Iniciada no deserto, a luta com Satanás prossegue durante toda a vida de Jesus. Uma Sua actividade típica é a do exorcismo, razão por que o povo brada admirado: «Até manda nos espíritos impuros, e eles obedecem-Lhe» (Mc 1, 27). Quem ousa afirmar que esse poder de Jesus deriva do próprio Satanás, blasfema contra o Espírito Santo (cf. Mc 3, 22-30): com efeito, é precisamente «com o Espírito de Deus» que Jesus expulsa os demónios (Mt 12, 28). Como afirma São Basílio de Cesareia, com Jesus «o diabo perdeu o seu poder na presença do Espírito Santo» (De Spir. S. 19).

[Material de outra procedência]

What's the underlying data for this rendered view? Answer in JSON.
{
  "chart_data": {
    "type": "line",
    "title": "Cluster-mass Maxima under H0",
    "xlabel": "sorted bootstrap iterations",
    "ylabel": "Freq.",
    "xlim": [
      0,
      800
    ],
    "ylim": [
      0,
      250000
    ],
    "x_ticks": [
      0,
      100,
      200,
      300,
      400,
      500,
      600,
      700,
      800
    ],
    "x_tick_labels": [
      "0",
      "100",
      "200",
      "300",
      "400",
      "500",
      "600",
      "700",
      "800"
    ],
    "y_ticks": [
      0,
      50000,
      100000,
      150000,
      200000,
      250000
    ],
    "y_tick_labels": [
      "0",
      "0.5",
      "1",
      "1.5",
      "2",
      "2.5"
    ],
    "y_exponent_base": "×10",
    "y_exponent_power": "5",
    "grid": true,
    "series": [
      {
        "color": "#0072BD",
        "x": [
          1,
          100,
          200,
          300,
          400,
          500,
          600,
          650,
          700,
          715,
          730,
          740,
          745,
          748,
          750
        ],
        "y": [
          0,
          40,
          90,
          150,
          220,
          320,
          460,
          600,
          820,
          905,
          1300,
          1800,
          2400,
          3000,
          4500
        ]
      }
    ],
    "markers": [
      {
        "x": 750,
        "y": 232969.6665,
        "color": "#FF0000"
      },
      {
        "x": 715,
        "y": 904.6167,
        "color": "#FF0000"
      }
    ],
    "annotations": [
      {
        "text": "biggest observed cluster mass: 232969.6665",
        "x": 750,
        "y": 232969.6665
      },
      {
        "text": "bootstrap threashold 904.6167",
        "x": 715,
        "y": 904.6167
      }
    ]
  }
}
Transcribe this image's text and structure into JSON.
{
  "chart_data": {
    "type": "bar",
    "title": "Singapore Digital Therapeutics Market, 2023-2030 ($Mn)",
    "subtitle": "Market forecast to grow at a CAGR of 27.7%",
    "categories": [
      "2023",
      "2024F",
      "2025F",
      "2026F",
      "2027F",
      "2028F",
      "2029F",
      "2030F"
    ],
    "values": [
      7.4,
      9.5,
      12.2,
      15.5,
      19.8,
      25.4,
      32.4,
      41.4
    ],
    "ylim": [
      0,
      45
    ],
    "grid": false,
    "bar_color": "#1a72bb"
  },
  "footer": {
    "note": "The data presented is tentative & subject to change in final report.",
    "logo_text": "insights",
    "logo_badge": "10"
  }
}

4. Segundo o evangelista Lucas, depois da tentação no deserto, «impelido pelo Espírito, Jesus voltou para a Galileia (...) e ensinava nas sinagogas» (4, 14-15). A presença poderosa do Espírito Santo verifica-se também na actividade evangelizadora de Jesus. Ele mesmo o ressalta no sermão inaugural na sinagoga de Nazaré (Lc 4, 16-30), aplicando a Si a passagem de Isaías: «O Espírito do Senhor está sobre Mim» (Is 61, 1). Em certo sentido, pode-se dizer que Jesus é o «missionário do Espírito», enviado como é pelo Pai para anunciar com a força do Espírito Santo o evangelho da misericórdia.

Animada pelo poder do Espírito, a palavra de Jesus exprime verdadeiramente o Seu mistério de Verbo feito carne (Jo 1, 14). Por isso é a palavra de alguém que tem «autoridade», ao contrário dos escribas (Mc 1, 22). É «uma doutrina nova», como reconhecem estupefactos os ouvintes do Seu primeiro sermão em Cafarnaum (Mc 1, 27). É uma palavra que realiza e supera a lei mosaica, como emerge no sermão da montanha (Mt 5-7). É palavra que comunica o perdão divino aos pecadores, oferece cura e salvação aos doentes, até mesmo ressuscita os mortos. É a Palavra d’Aquele «que Deus enviou», e é de tal modo habitado pelo Espírito, que O pode comunicar «sem medida» (Jo 3, 34).

5. A presença do Espírito Santo é ressaltada de maneira especial na oração de Jesus.

O evangelista Lucas refere que no momento do baptismo no Jordão, «enquanto Se encontrava em oração (...), o Céu se abriu e o Espírito Santo desceu sobre Ele» (3, 21-22). Esta ligação entre a oração de Jesus e a presença do Espírito retorna explicitamente no hino de júbilo: «Jesus estremeceu de alegria sob a acção do Espírito Santo e disse: “Bendigo-Te, ó Pai, Senhor do Céu e da Terra...”» (Lc 10, 21).

O Espírito acompanha assim a experiência mais íntima de Jesus, a da Sua filiação divina, que O impele a dirigir-Se a Deus Pai chamando-O «Abba» (Mc 14, 36) com uma familiaridade singular, que não é atestada a propósito de nenhum outro judeu ao dirigir-se ao Altíssimo. Precisamente através do dom do Espírito, Jesus fará participar os crentes na Sua comunhão filial e na Sua intimidade com o Pai. Como nos assegura São Paulo, o espírito Santo faz-nos chamar a Deus: «Abba, Pai» (Rm 8, 15; cf. Gl 4, 6).

Esta vida filial é o grande dom que recebemos no Baptismo. Devemos redescobri-la e cultivá-la de novo, tornando-nos dóceis à obra que o Espírito Santo realiza em nós.